モノフォニックシンセサイザーとしては完成、次は…

 しばらくは開発が順調に(?)進み、何とか単音であればシンセサイザーの音を出せるようになりました。しかし同時発音数が一つ程度であれば、これはマイコンでも実現できる処理です。ここからがFPGA実装の本領発揮で、多ボイス化を行い、同時発音数を増やします。ここで問題が発生しました。

 当初の予定では、1ボイス分のモジュールを作成したら、あとはたくさん並べるだけのはずでした。ところが、回路規模の制約があり、それが難しくなってしまったのです。

 多ボイス化を行うとき、ソフトウエア実装では、インスタンスをボイス分作成すればよいのでした。ところが、回路実装では、モジュールはFPGA上の実際の回路構造になるので、回路規模を消費します。FPGA上に載っている乗算器が、仮に80個だとしましょう。一つの発音モジュールで乗算器を10個消費していたとすれば、この発音モジュールは最大8個しか、FPGA上に載せられません。

 では、一つのモジュールで、1ボイスずつ順番に処理をしていく方法ではどうでしょうか。この場合、FPGA実装の利点は失われてしまいます。出力する1サンプルの値を決定するためには、何クロックかにわたって計算を行う必要があります。1ボイス分の処理が終わってから次のボイスの処理を行う、という形にすると、すべてのボイス分の処理が終わるまでたくさんの時間がかかってしまいます。すべてのボイス分の処理にかかる時間が出力サンプルの間隔を超えてしまうと、この回路は音声を出力できません。

回路のスループットを最大にするには?

 上の問題を、工場のラインを例に考えてみます。

 一つの製品を作り終わってから次の製品を作る…という形は効率が悪く、時間がかかってしまいます。一方でラインを並列にたくさん配置するのも、工場の敷地面積の都合上、限界があります。
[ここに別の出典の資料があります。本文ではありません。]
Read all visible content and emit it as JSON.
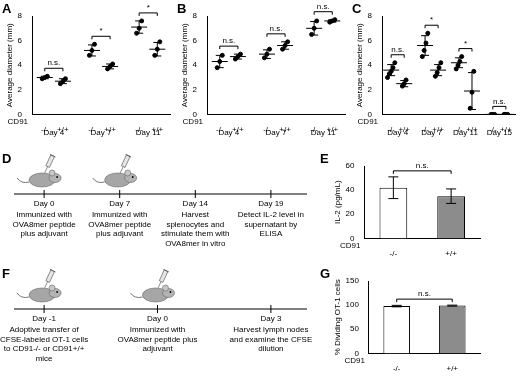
{
  "chart_data": [
    {
      "panel_label": "A",
      "type": "scatter",
      "color": "#000000",
      "marker": "circle",
      "y_label": "Average diameter (mm)",
      "ylim": [
        0,
        8
      ],
      "yticks": [
        0,
        2,
        4,
        6,
        8
      ],
      "group_label": "CD91",
      "groups": [
        "Day 4",
        "Day 7",
        "Day 11"
      ],
      "categories": [
        "-/-",
        "+/+",
        "-/-",
        "+/+",
        "-/-",
        "+/+"
      ],
      "points": [
        [
          2.9,
          3.0,
          3.1
        ],
        [
          2.5,
          2.7,
          2.9
        ],
        [
          4.8,
          5.2,
          5.7
        ],
        [
          3.7,
          3.9,
          4.1
        ],
        [
          6.6,
          7.0,
          7.6
        ],
        [
          4.8,
          5.3,
          5.9
        ]
      ],
      "means": [
        3.0,
        2.7,
        5.2,
        3.9,
        7.1,
        5.3
      ],
      "errors": [
        0.1,
        0.2,
        0.45,
        0.2,
        0.5,
        0.55
      ],
      "comparisons": [
        "n.s.",
        "*",
        "*"
      ]
    },
    {
      "panel_label": "B",
      "type": "scatter",
      "color": "#000000",
      "marker": "circle",
      "y_label": "Average diameter (mm)",
      "ylim": [
        0,
        8
      ],
      "yticks": [
        0,
        2,
        4,
        6,
        8
      ],
      "group_label": "CD91",
      "groups": [
        "Day 4",
        "Day 7",
        "Day 11"
      ],
      "categories": [
        "-/-",
        "+/+",
        "-/-",
        "+/+",
        "-/-",
        "+/+"
      ],
      "points": [
        [
          3.8,
          4.3,
          4.8
        ],
        [
          4.5,
          4.7,
          4.9
        ],
        [
          4.6,
          4.9,
          5.3
        ],
        [
          5.3,
          5.6,
          5.9
        ],
        [
          6.5,
          7.0,
          7.6
        ],
        [
          7.5,
          7.6,
          7.7
        ]
      ],
      "means": [
        4.3,
        4.7,
        4.9,
        5.6,
        7.0,
        7.6
      ],
      "errors": [
        0.5,
        0.2,
        0.35,
        0.3,
        0.55,
        0.1
      ],
      "comparisons": [
        "n.s.",
        "n.s.",
        "n.s."
      ]
    },
    {
      "panel_label": "C",
      "type": "scatter",
      "color": "#000000",
      "marker": "circle",
      "y_label": "Average diameter (mm)",
      "ylim": [
        0,
        8
      ],
      "yticks": [
        0,
        2,
        4,
        6,
        8
      ],
      "group_label": "CD91",
      "groups": [
        "Day 4",
        "Day 7",
        "Day 11",
        "Day 15"
      ],
      "categories": [
        "-/-",
        "+/+",
        "-/-",
        "+/+",
        "-/-",
        "+/+",
        "-/-",
        "+/+"
      ],
      "points": [
        [
          3.0,
          3.3,
          3.5,
          3.8,
          4.2
        ],
        [
          2.3,
          2.5,
          2.8
        ],
        [
          4.7,
          5.2,
          5.8,
          6.6
        ],
        [
          3.1,
          3.4,
          3.8,
          4.2
        ],
        [
          3.7,
          4.0,
          4.3,
          4.7
        ],
        [
          0.5,
          1.8,
          3.5
        ],
        [
          0,
          0,
          0
        ],
        [
          0,
          0,
          0
        ]
      ],
      "means": [
        3.6,
        2.5,
        5.6,
        3.6,
        4.2,
        1.9,
        0,
        0
      ],
      "errors": [
        0.45,
        0.25,
        0.8,
        0.45,
        0.4,
        1.5,
        0,
        0
      ],
      "comparisons": [
        "n.s.",
        "*",
        "*",
        "n.s."
      ]
    },
    {
      "panel_label": "E",
      "type": "bar",
      "y_label": "IL-2 (pg/mL)",
      "ylim": [
        0,
        60
      ],
      "yticks": [
        0,
        20,
        40,
        60
      ],
      "group_label": "CD91",
      "categories": [
        "-/-",
        "+/+"
      ],
      "values": [
        42,
        35
      ],
      "errors": [
        9,
        6
      ],
      "colors": [
        "#ffffff",
        "#8c8c8c"
      ],
      "comparisons": [
        "n.s."
      ]
    },
    {
      "panel_label": "G",
      "type": "bar",
      "y_label": "% Dividing OT-1 cells",
      "ylim": [
        0,
        150
      ],
      "yticks": [
        0,
        50,
        100,
        150
      ],
      "group_label": "CD91",
      "categories": [
        "-/-",
        "+/+"
      ],
      "values": [
        98,
        99
      ],
      "errors": [
        1.5,
        1
      ],
      "colors": [
        "#ffffff",
        "#8c8c8c"
      ],
      "comparisons": [
        "n.s."
      ]
    }
  ],
  "diagrams": [
    {
      "panel_label": "D",
      "events": [
        {
          "day": "Day 0",
          "text": "Immunized with OVA8mer peptide plus adjuvant",
          "mouse": true
        },
        {
          "day": "Day 7",
          "text": "Immunized with OVA8mer peptide plus adjuvant",
          "mouse": true
        },
        {
          "day": "Day 14",
          "text": "Harvest splenocytes and stimulate them with OVA8mer in vitro",
          "mouse": false
        },
        {
          "day": "Day 19",
          "text": "Detect IL-2 level in supernatant by ELISA",
          "mouse": false
        }
      ]
    },
    {
      "panel_label": "F",
      "events": [
        {
          "day": "Day -1",
          "text": "Adoptive transfer of CFSE-labeled OT-1 cells to CD91-/- or CD91+/+ mice",
          "mouse": true
        },
        {
          "day": "Day 0",
          "text": "Immunized with OVA8mer peptide plus adjuvant",
          "mouse": true
        },
        {
          "day": "Day 3",
          "text": "Harvest lymph nodes and examine the CFSE dilution",
          "mouse": false
        }
      ]
    }
  ]
}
 限られた敷地面積と従業員で、最大の作業を行うためには、従業員が休んでいる時間を最小化することが必要です。そう、流れ作業です。これをパイプライン化と呼びます。

 一つのラインに、別々の作業をする従業員を配置し、その上にデータを流しながら計算をしていきます。ラインが1本であれば流れは簡単ですが、実際には複数のモジュールに分かれており、互いに処理結果に依存しているので、それぞれの部品がどこで合流するか、各部品が完成するまで何クロックかかるかによって、適宜遅延を挟む作業が必要となります。タイミングが複雑にはなりますが、これが回路リソースを低遅延で一番効率的に使う方法になります。パイプライン化によるスループット向上はCPUでも使われている一般的な方法ですが、実際に回路として実装してみると、やはり効率的であることが実感できました。

 最終的に、1ボイス分の発音を、すべてパイプライン化することにしました。従って今までパイプライン化を考えずに作成していたモジュールをすべてパイプライン用に書き換えることになりました。こうして完成したシンセサイザーは、

・最大同時発音数:256ボイス
・レイテンシー:5サンプル程度(理論値)
・モジュール:VCO、VCF、VCA、エンベロープ・ジェネレーター(VCO・VCA・VCF用3基)

という性能のものになりました。遅延を感じることなく両手でスムーズに演奏できるほか、ペダルやキーボード上のツマミを使って,演奏者の意図通りのリアルタイムな音色変化を施し、シンセサイザーチックな表現を行うことができます。また、波形テーブルやLFOのパラメーターを変えることで、音作りも行えます。256ボイスまで音を重ねられるので、分厚い音も出すことができます。

 成果発表では得票結果は富田くんに1番を譲りましたが、たくさんの人に試奏していただけました。